Benomale gli Evergrey hanno da diversi anni trovato la loro formula consolidata, e questo ha reso la mia attesa meno sentita del solito. Quello che mi aspettavo infatti non era altro che l’ennesimo album di metal melodico e tagliente al punto giusto, senz’altro grandioso perché gli Evergrey sono maestri della solidità e della qualità ma non più in grado di sconvolgere. Tuttavia il modo per stupire lo trovano sempre, e “Theories of Emptiness” a suo modo sa stupire.

La cosa che più mi ha colpito è la forte componente melodica e il notevole spazio concesso ai brani melodici. Ebbene sì, la melodia è prevalente in circa metà dei brani, almeno 5 tracce sono composizioni in cui le aperture melodiche dominano la scena mentre di metal ce n’è addirittura poco, e quel poco che c’è tenta di nascondersi o si affaccia timidamente. Ovviamente si tratta di melodie sempre piuttosto grigie, autunnali e spesso notturne. La traccia emblema di tutto questo è senza dubbio “Ghost of My Hero”, lenta ma dalla melodia potente, che sembra proprio la cartolina di una tranquilla e malinconica sera d’autunno. Molto notturna è anche “The Night Within”, il titolo dice tutto, si tratta però di una notte un po’ più movimentata, un po’ tempestosa ma non troppo, con i passaggi di synth melodici che sanno proprio di brezza serale; in ogni caso la melodia è molto forte e quei riff duri qua e là non sembrano sufficienti per poter parlare di vero e proprio brano metal. “Our Way Through Silence” ha invece un’impronta decisamente più rock che metal, con riff decisi ma non taglienti e ancora una melodia cerulea e struggente, è una specie di gothic rock diretto ed efficace. Ascriviamo a questo ciclo di brani anche la conclusiva “A Theory of Emptiness” che con i suoi bagliori di luce rappresenta la conclusione breve, rilassata e distesa di un percorso più o meno tortuoso. Ma il brano in assoluto più sorprendente è senz’altro “Cold Dreams” (con la figlia di Tom Englund ai cori e Jonas Renkse dei Katatonia), che suona praticamente come un brano degli Arena più che degli Evergrey: le tastiere frastornanti e corali e la chitarra spigolosa creano un’atmosfera dark prog incredibile che non può non far pensare alla band di Clive Nolan e Mick Pointer.

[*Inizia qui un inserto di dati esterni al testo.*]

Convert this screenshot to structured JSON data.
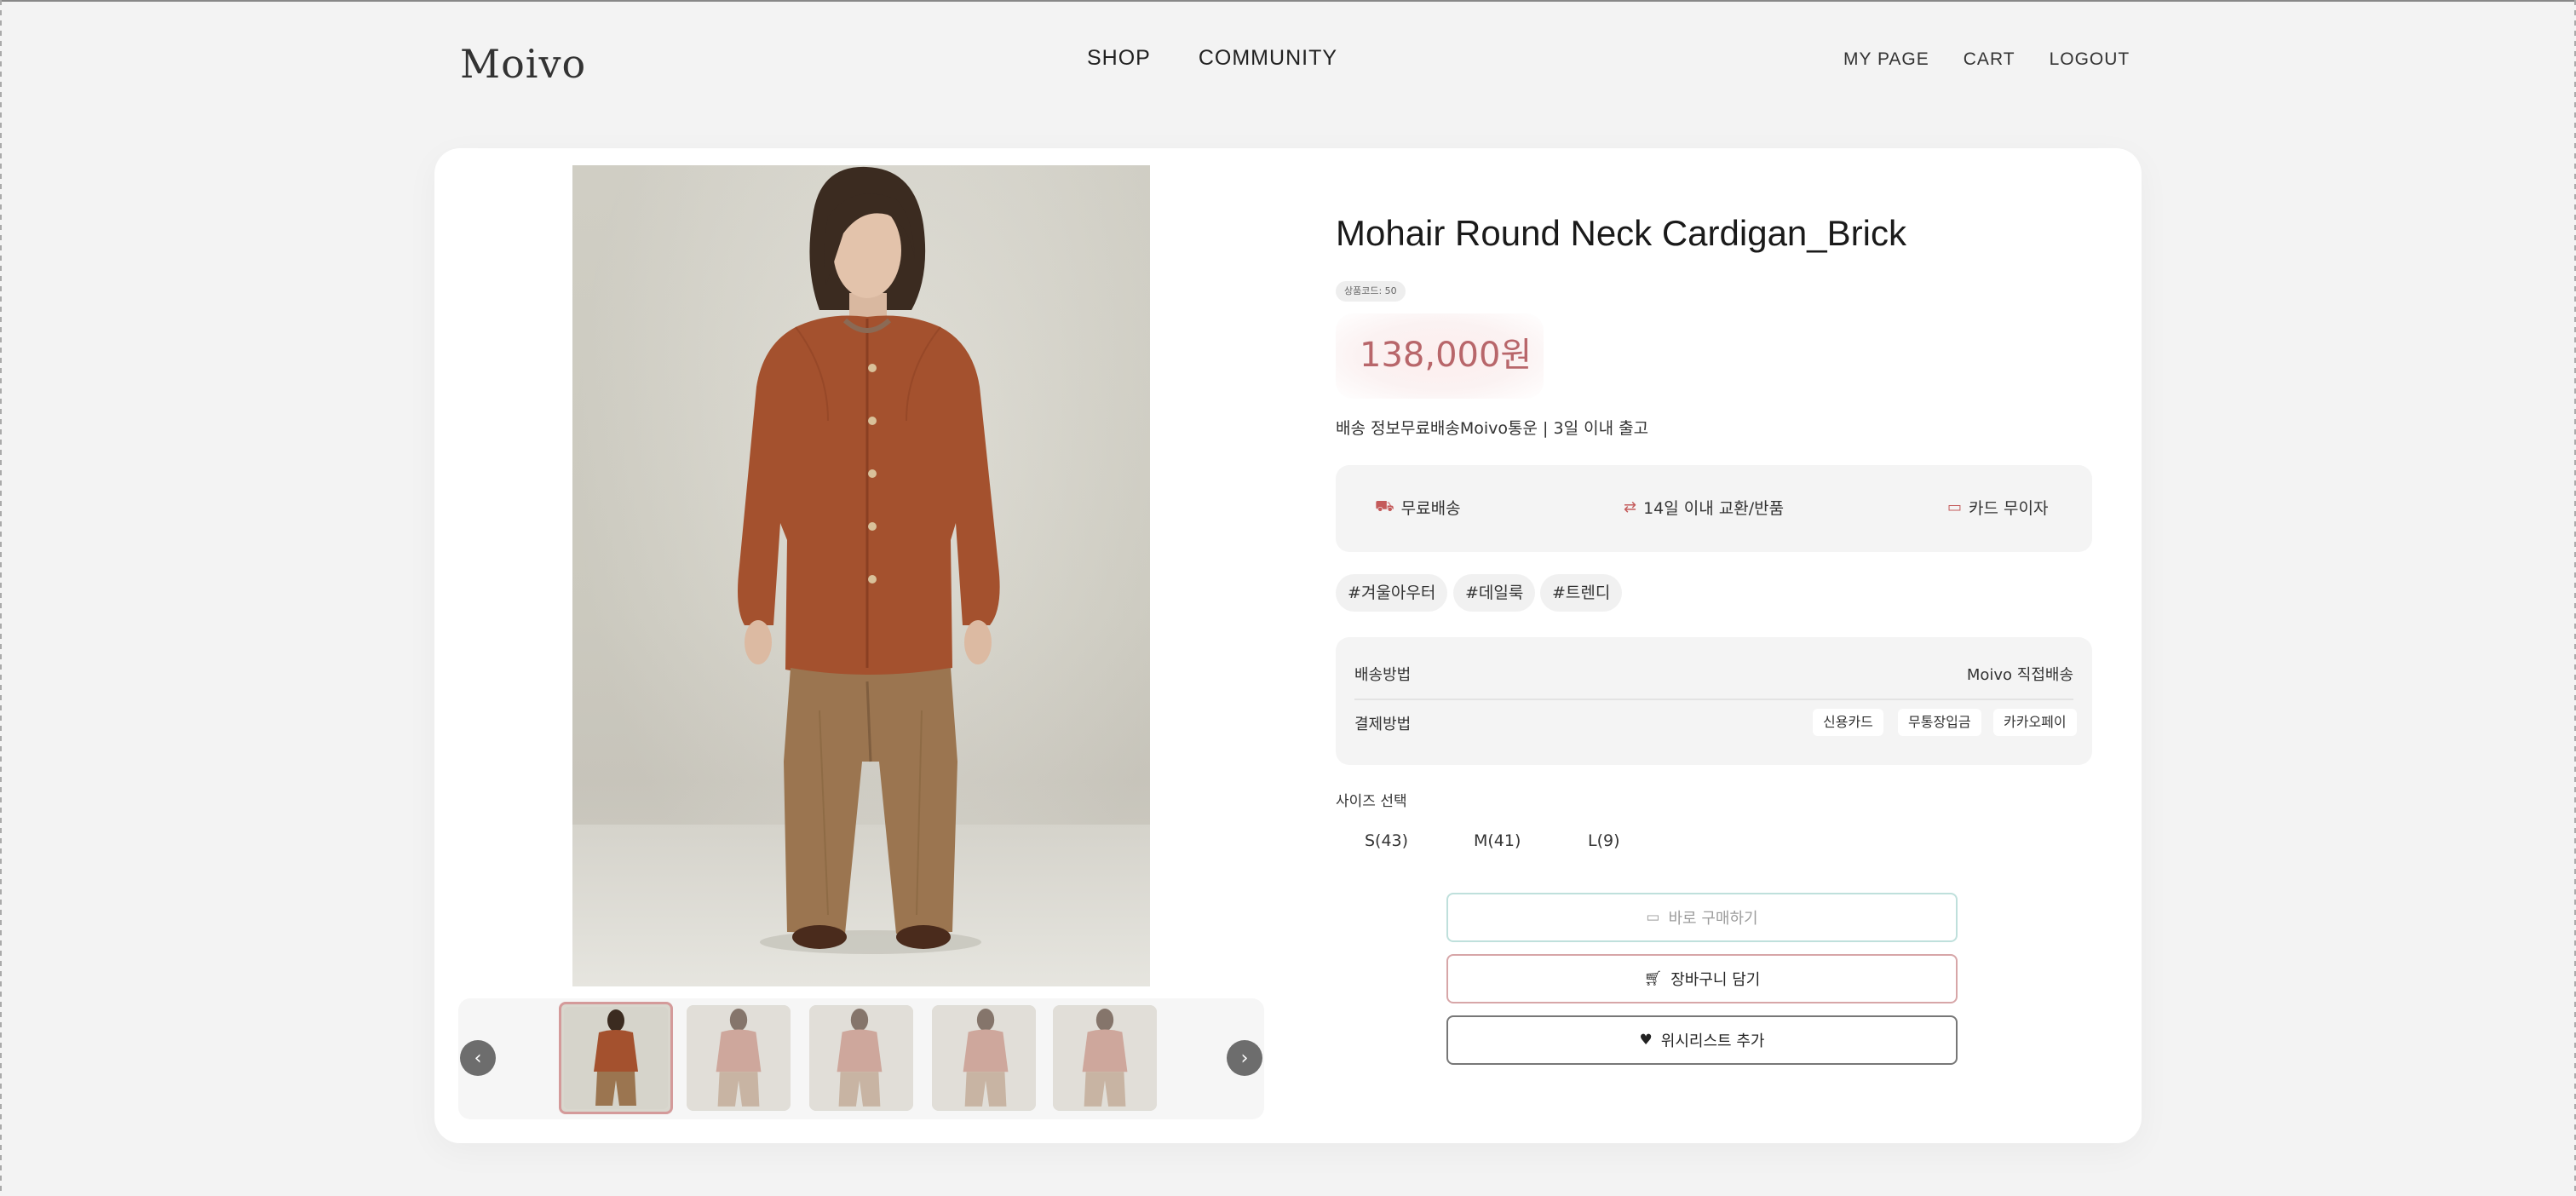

Ma la sorpresa non è confinata alla presenza di diversi brani melodici, anche il resto della tracklist offre delle chicche che non passano inosservate. Le aperture in stile Arena le troviamo anche nella estesa sezione centrale di “To Become Someone Else”. Le strofe di “One Heart” hanno una deviazione verso un roccioso hard rock che mantiene comunque una pesantezza metal, mentre il ritornello brillante e corale strizza l’occhio persino all’AOR. “Say” invece non si fa problemi ad inserire staffilate taglienti che rimandano al djent e a mischiarle con un robusto organo. I brani più classici e meno sorprendenti, quelli che restano in linea con le produzioni dell’ultimo decennio, sono fondamentalmente “Falling from the Sun”, “We Are the North” e la a mio avviso non proprio entusiasmante “Misfortune” (per me il punto più basso dell’album).

La sensazione generale è che la band abbia provato ad andare oltre senza tradire la propria natura, senza snaturarsi o stravolgersi. Sembra manifestarsi l’intenzione di andare oltre il metal, il metal costruisce l’impalcatura che sorregge il tutto ma è come se non fosse più la cosa più importante, quella su cui focalizzare l’attenzione. A dire il vero non è esattamente la prima volta che succede, anche “Hymns for the Broken” aveva una forte impostazione melodica che metteva quasi in secondo piano quella più metal, anche se le coordinate erano un tantino diverse.

Apprezzo molto il fatto che gli Evergrey trovino comunque un modo di stupire, di non sembrare sempre troppo uguali e ripetitivi. C’è da dire però che in passato avevano saputo reinventarsi in maniera ben più radicale: era indubbiamente più netto il passaggio che vi fu fra i primi 5 album di natura melodic prog power e il suono ruvido di “Monday Morning Apocalypse”, poi subito nuovamente stravolto con il metal oscuro e cavernoso di “Torn”, fino al metal moderno, tagliente e melodico al punto giusto degli ultimi dieci anni.

Diciamo che di quest’ultimo decennio spiccano tre album su tutti: da una parte quest’ultimo e “Hymns for the Broken” per la loro vocazione melodica, all’opposto “The Atlantic” per il suo stile invece decisamente affilato e tagliente; “The Storm Within”, “Escape of the Phoenix” e “A Heartless Portrait” invece sono più “ordinari”, di questi l’album del 2021 è quello che trovo meno ispirato. In ogni caso gli Evergrey rimangono una solida garanzia.